Blogs in this series

Life in Culebrón is personal view of Spain and Spanish life as seen by a Briton living in a small village in Alicante province.
The other tabs link to similar blogs when I have lived in other places. The TIM magazine is an English language magazine I write articles for.

Saturday, April 26, 2014

Strong Murciano accents, computers, the naming of parts and the solution close to home


Now I've told you about our palm tree several times. When the tree man failed to turn up last time I did the beetle slaughtering patrol myself. It was hard graft. Nonetheless, the basis for my doing the job every six weeks was there. I had the spray gear it's just that the tree is taller than me even with the spray gun wand in hand - I simply needed a longer reach. With a bit of extra kit I could avoid either having to climb a ladder with 16 litres of insecticide on my back or to coax the tree man into coming to the house.

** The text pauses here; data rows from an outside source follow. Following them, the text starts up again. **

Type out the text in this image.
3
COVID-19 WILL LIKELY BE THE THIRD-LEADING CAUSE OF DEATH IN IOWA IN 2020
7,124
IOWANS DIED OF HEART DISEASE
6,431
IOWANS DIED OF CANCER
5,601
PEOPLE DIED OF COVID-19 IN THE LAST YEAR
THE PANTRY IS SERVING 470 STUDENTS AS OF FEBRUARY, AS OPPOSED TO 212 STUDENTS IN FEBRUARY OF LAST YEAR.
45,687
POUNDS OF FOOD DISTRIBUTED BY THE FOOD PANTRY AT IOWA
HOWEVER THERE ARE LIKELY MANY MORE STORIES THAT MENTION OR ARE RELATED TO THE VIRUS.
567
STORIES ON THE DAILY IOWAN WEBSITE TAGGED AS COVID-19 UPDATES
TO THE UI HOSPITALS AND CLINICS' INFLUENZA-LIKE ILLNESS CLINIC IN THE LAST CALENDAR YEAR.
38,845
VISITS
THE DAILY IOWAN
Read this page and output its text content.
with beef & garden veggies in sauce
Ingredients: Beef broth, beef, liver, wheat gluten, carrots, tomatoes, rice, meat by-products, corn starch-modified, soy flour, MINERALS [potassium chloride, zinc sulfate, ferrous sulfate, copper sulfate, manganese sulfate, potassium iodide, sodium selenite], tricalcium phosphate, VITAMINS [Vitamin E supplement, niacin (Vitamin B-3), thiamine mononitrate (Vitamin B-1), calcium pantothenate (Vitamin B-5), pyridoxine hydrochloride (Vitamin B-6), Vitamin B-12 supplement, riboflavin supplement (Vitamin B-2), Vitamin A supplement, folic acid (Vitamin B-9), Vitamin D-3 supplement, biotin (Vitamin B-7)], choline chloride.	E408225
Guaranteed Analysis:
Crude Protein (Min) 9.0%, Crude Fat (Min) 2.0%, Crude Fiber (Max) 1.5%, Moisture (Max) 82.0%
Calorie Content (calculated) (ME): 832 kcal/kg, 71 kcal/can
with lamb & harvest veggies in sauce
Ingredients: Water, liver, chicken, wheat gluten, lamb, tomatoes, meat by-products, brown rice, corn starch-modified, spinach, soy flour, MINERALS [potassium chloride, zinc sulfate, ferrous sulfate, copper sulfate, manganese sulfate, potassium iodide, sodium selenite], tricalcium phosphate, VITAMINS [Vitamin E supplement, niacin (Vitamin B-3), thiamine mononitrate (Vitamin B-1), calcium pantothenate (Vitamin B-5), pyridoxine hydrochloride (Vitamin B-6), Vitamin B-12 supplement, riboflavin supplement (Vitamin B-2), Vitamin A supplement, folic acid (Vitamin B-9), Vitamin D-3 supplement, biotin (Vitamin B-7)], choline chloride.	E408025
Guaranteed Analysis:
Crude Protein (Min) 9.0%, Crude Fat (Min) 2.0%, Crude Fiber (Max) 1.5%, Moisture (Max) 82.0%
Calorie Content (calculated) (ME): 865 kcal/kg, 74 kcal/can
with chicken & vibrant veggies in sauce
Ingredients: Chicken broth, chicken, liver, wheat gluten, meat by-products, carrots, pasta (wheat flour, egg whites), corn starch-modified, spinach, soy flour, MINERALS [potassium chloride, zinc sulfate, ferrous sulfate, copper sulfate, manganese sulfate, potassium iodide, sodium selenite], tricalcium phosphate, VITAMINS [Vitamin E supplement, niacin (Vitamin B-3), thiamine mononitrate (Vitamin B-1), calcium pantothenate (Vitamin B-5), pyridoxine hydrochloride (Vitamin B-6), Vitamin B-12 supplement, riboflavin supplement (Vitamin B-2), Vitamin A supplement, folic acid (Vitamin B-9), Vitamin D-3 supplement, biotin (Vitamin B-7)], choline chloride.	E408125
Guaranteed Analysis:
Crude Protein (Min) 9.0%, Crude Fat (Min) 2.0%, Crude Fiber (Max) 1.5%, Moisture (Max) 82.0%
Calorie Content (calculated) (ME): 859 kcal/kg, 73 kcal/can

An internet search had revealed an agricultural supplier in La Palma which seemed to have the tubes, connectors and paraphernalia I needed to gain the necessary height.  I wasn't looking forward to explaining what I needed so when I was able to sneak into the big, empty store I was well pleased. I found the section I was looking for and started to connect this to that like some fetishistic horticultural version of Meccano. I would have soon had a solution without the need to explain myself but someone noticed me and sent a sales assistant to help.

The man had a strong, strong Murciano accent. We had a communication problem. He seemed to be a bit clumsy. He snapped at least one of the connectors as he attempted to engineer a solution. Eventually he thought we had it right. I wasn't so sure mainly because his idea of a three metre extension and mine varied by about one and a half metres. I was in no position to argue and we moved to the cash desk. He couldn't get the computer to work out the bill until someone showed him how to do it.

I went to buy petrol in the same town, in La Palma. I needed a receipt. The man in the petrol station had a strong, strong Murciano accent and he couldn't get the computer to work out the bill either until someone showed him how to do it. Sherlock Holmes like I noticed the pattern.

Back in Culebrón I fastened the whole kit and caboodle together and it nearly reached, it nearly worked but it needed fine tuning. A couple of extra bits. Today I went to one of the farm shops in Pinoso. There I found a specially designed 3.2 metre telescopic spray gun extender. It wasn't cheap but it works perfectly. Excellent I thought. Elementary.